The Annual Award will accelerate and vest upon a Change in Control, provided that the Outside Director continues to serve as a Service Provider on the vesting date.

 

(c) Exercise Price. The per Share exercise price for all Options granted under this Policy will be one hundred percent (100%) of the Fair Market Value on the grant date.

 

(d) Value. To determine the number of Shares subject to an Initial Award or Annual Award, the specified Value for RSUs will be divided by the average of the closing price for the 30-trading day period ending on the trading day prior to the applicable grant date, or such other methodology the Board may determine prior to the grant of the RSUs becoming effective. To determine the number of shares subject to an Option, the number of Shares determined in the preceding sentence will be multiplied by 2 or such other multiplier that the Board may determine prior to the grant of an Option being effective.

 

3. Travel Expenses

 

Each Outside Director’s reasonable, customary and properly documented travel expenses to attend Board meetings will be reimbursed by the Company.

 

4. Additional Provisions

 

All provisions of the Plan and form of award agreement approved for use under the Plan not inconsistent with this Policy will apply to Awards granted to Outside Directors.

 

5. Section 409A

 

In no event will cash compensation or, or to the extent taxable to the Outside Director, travel reimbursement payments, under this Policy be paid after the later of (a) the fifteenth (15th) day of the third (3rd) month following the end of the Company’s fiscal year in which the compensation is earned or expenses are incurred, as applicable, or (b) the fifteenth (15th) day of the third (3rd) month following the end of the calendar year in which the compensation is earned or expenses are incurred, as applicable, in compliance with the “short-term deferral” exception under Section 409A of the Internal Revenue Code of 1986, as amended, and the final regulations and guidance thereunder, as may be amended from time to time (together, “Section 409A”).
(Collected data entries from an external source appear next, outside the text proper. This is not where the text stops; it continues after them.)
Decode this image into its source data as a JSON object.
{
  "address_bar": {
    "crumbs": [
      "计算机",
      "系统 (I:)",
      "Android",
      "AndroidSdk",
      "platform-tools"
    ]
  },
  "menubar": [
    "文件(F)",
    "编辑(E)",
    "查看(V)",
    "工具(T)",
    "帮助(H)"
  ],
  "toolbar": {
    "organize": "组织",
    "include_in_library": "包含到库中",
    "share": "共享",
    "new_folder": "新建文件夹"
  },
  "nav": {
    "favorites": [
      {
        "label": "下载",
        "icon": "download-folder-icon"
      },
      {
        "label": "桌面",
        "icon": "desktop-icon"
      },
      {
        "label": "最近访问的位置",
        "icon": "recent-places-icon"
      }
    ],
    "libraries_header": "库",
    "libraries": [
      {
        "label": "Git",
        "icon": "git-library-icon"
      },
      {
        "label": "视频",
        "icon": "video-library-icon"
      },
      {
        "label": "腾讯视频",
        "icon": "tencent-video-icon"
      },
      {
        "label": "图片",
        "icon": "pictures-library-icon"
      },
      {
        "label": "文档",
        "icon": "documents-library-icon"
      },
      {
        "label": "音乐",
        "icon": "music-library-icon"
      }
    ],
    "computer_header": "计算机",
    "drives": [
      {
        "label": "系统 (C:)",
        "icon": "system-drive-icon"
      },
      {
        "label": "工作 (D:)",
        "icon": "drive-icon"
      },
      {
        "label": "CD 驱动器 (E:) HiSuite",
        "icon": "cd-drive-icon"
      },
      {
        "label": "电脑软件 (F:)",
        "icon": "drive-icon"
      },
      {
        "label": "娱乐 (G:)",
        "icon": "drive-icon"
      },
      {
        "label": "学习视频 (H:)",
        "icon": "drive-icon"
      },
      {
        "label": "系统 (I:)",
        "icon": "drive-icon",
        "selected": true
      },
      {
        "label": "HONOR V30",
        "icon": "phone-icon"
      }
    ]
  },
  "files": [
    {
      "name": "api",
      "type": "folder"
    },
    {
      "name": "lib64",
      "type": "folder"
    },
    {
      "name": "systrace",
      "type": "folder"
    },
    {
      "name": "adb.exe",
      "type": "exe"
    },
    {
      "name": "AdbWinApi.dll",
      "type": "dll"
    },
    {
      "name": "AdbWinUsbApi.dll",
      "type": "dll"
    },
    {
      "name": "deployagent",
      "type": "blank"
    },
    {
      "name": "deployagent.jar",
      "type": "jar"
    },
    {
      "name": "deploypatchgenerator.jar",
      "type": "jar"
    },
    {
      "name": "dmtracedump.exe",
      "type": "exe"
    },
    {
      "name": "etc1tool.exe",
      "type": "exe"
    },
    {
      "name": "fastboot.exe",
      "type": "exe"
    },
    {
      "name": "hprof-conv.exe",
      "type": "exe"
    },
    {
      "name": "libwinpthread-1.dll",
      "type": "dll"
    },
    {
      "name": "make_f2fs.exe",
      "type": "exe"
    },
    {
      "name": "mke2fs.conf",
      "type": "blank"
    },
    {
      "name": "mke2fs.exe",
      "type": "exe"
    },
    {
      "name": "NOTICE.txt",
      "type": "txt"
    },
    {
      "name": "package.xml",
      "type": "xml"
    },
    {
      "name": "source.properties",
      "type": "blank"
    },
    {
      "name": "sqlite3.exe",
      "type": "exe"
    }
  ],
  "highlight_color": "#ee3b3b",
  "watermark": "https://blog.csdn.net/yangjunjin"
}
It is the intent of this Policy that this Policy and all payments hereunder be exempt from or otherwise comply with the requirements of Section 409A so that none of the compensation to be provided hereunder will be subject to the additional tax imposed under Section 409A, and any ambiguities or ambiguous terms herein will be interpreted to be so exempt or comply.

 

6. Revisions

 

The Board in its discretion may at any time change and otherwise revise the terms of the cash compensation granted under this Policy, including, without limitation, the amount of cash and timing of unearned compensation to be paid on or after the date the Board determines to make any such change or revision. The Board in its discretion may at any time change and otherwise revise the terms of Awards granted under this Policy, including, without limitation, the number of Shares subject thereto, for Awards of the same or different type granted on or after the date the Board determines to make any such change or revision. The Board in its discretion may at any time suspend or terminate the Policy.